When I opened my eyes, Hernández’s face was directly over mine. An unfamiliar female officer crouched next to him. Cool, gentle fingers encircled my wrist.

“Mrs. Rosso?” the woman cop asked. “Can you hear me now?”

The back of my head hurt. I tried to straighten one kinked leg but it weighed too much to move.

“How about now?”

Hernández said loudly, “Did you take anything?”

In the background, I heard another male voice softly questioning Benjamin, who kept saying, “I don’t know. I don’t know.”

Hernández repeated, “What did you take?”

“Nothing,” I said.

A dull pain radiated down my legs. I couldn’t tell which parts hurt from falling and which parts hurt from whatever was happening to change the proper pace of blood flowing through my arteries and veins.

I levered my way into a sitting position, head straining to catch sight of Benjamin. “Where’s my son?”

The woman placed her hand on my forehead, then moved it to the back of my skull, cradling it as I leaned back again. Too dizzy to sit up yet. “The ambulance will be here soon.”

“It wasn’t something I took. It’s something I didn’t take. It was a stress reaction, or, or . . . my mother. She had . . .”

High blood pressure, and later, a lethal stroke. My blood pressure was high, too. I was careful about it, usually.

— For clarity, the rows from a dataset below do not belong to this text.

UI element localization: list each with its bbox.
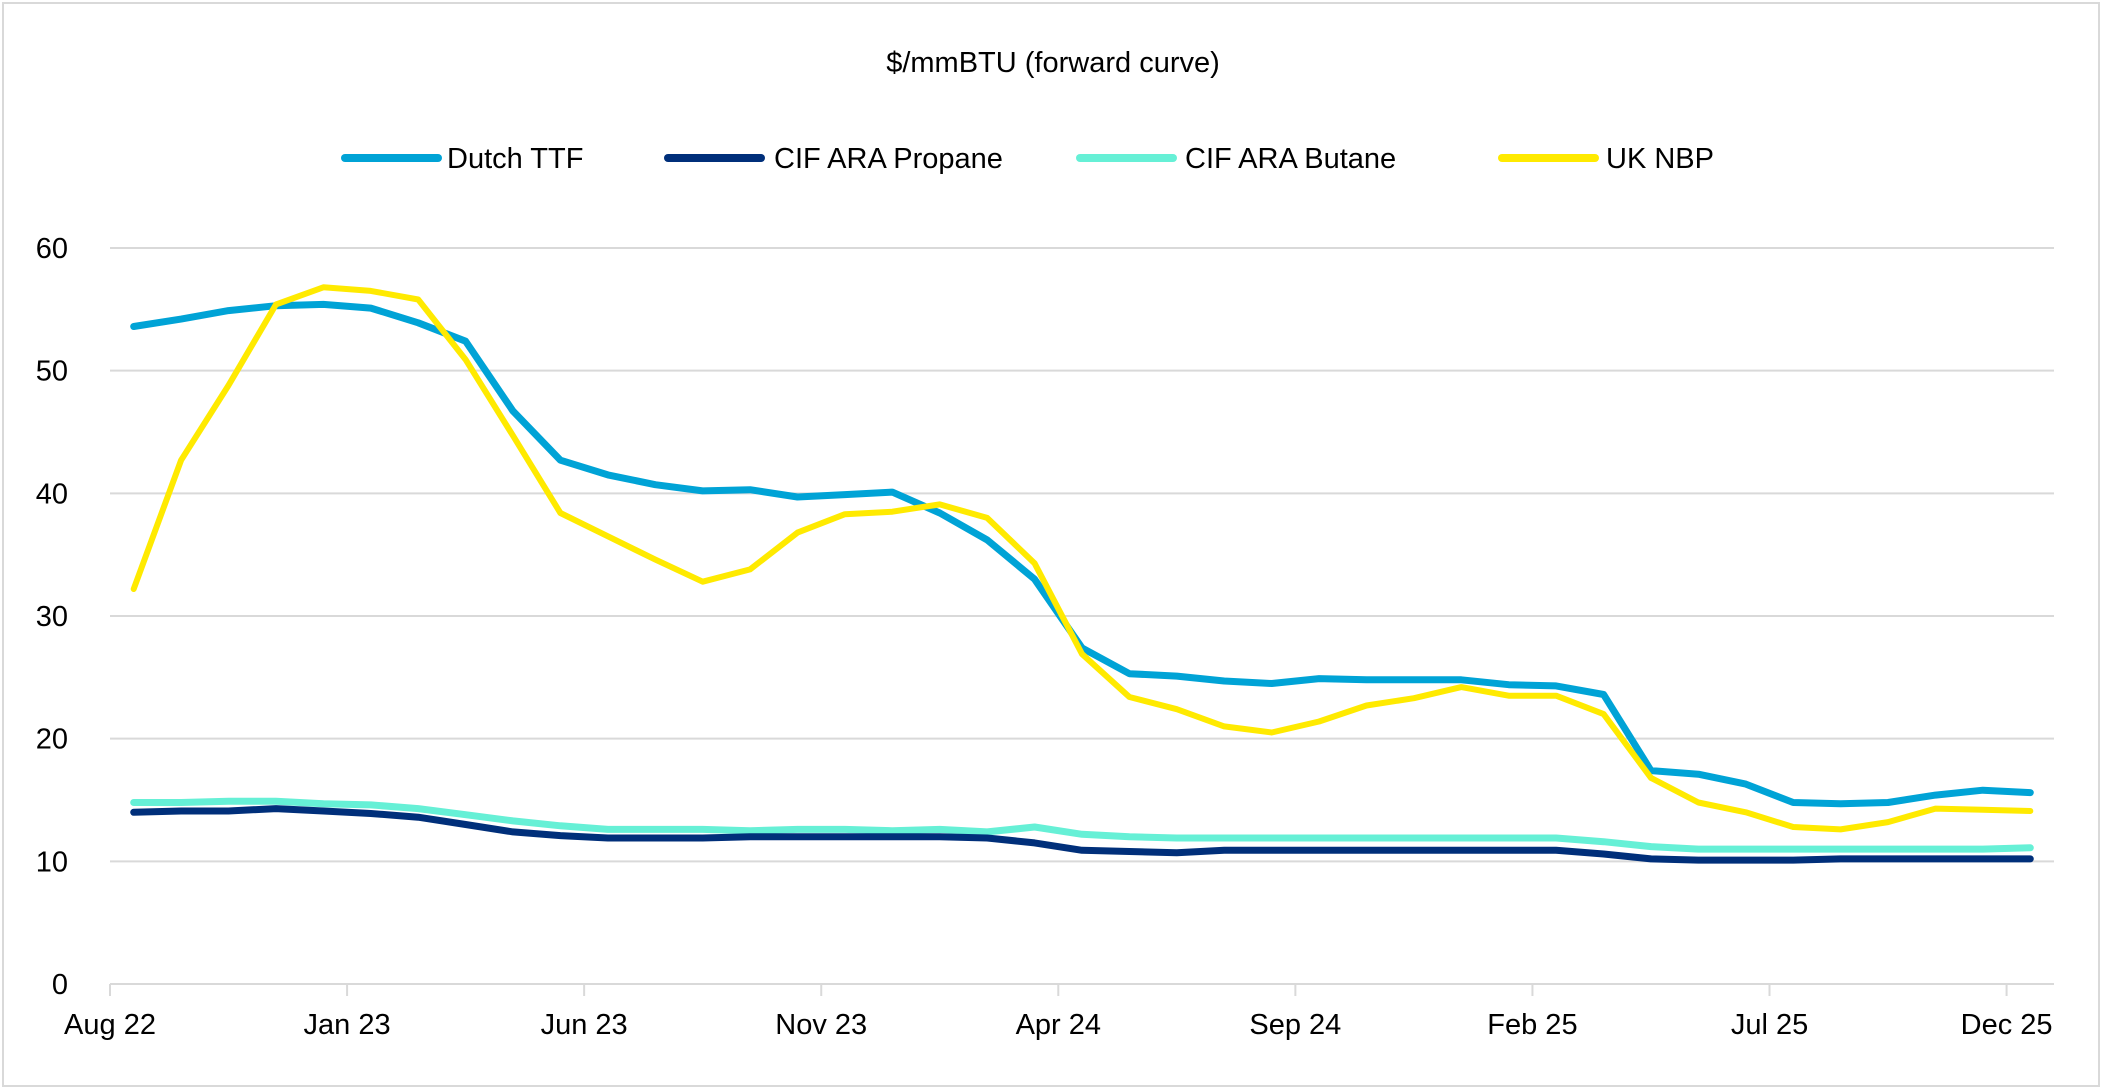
series-line-cif-ara-propane	[130, 805, 2034, 864]
series-line-uk-nbp	[130, 284, 2034, 833]
series-line-dutch-ttf	[130, 300, 2034, 808]
y-tick-label: 20	[36, 724, 68, 756]
legend-label: CIF ARA Propane	[774, 143, 1003, 175]
legend-item: Dutch TTF	[341, 143, 583, 175]
y-tick-label: 50	[36, 356, 68, 388]
y-axis: 0 10 20 30 40 50 60	[36, 233, 68, 1001]
legend-item: CIF ARA Propane	[664, 143, 1003, 175]
y-tick-label: 30	[36, 601, 68, 633]
x-axis: Aug 22 Jan 23 Jun 23 Nov 23 Apr 24 Sep 24 Feb …	[64, 984, 2053, 1041]
legend-item: CIF ARA Butane	[1076, 143, 1396, 175]
legend-label: UK NBP	[1606, 143, 1714, 175]
x-tick-label: Jul 25	[1731, 1009, 1808, 1041]
y-tick-label: 10	[36, 846, 68, 878]
x-tick-label: Jan 23	[304, 1009, 391, 1041]
gridlines	[110, 247, 2054, 985]
y-tick-label: 60	[36, 233, 68, 265]
series-line-cif-ara-butane	[130, 797, 2034, 853]
x-tick-label: Apr 24	[1016, 1009, 1101, 1041]
legend: Dutch TTF CIF ARA Propane CIF ARA Butane UK…	[341, 143, 1714, 175]
x-tick-label: Jun 23	[541, 1009, 628, 1041]
x-tick-label: Feb 25	[1487, 1009, 1577, 1041]
x-tick-label: Aug 22	[64, 1009, 156, 1041]
y-tick-label: 0	[52, 969, 68, 1001]
chart-title: $/mmBTU (forward curve)	[886, 47, 1220, 79]
legend-label: CIF ARA Butane	[1185, 143, 1396, 175]
legend-label: Dutch TTF	[447, 143, 583, 175]
x-tick-label: Sep 24	[1249, 1009, 1341, 1041]
x-tick-label: Nov 23	[775, 1009, 867, 1041]
legend-item: UK NBP	[1498, 143, 1714, 175]
series-lines	[130, 284, 2034, 864]
x-tick-label: Dec 25	[1961, 1009, 2053, 1041]
y-tick-label: 40	[36, 478, 68, 510]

Someone said, “Get her a juice, maybe?”

My eyelids got heavy again. Doors opened and the entryway filled with too many bodies in high-vis vests. Strangers kept asking me the same questions. What’s my name. Did I know where I was. What did I take. Did I have any health problems they should know about it. Was I on any prescriptions.

“Hypertension. I take clonidine.”

“How many hours ago was your last dose?” a paramedic asked.

“I’m not sure.”

“Why did you go off it?”

“I ran out of pills in my purse, and I have my regular bottle somewhere, but I couldn’t find it. We just moved to a new apartment.”

“What you’re experiencing is withdrawal. Your heart rate and blood pressure got elevated, that’s all. Next time, talk with your physician before you decide to go off your prescription.”

“I wasn’t trying to go off it. Life just happened.”

The paramedic smiled. He looked so young. I bet his mother was proud of him. “Let’s transport you just to be sure.”

“No, I need to be with my son. They can’t question him without me, can they? He’s a minor. Where’s the detective?”

The hallway lights no longer shimmered. I enunciated more clearly, “We came in voluntarily. Where did the detective take my son?”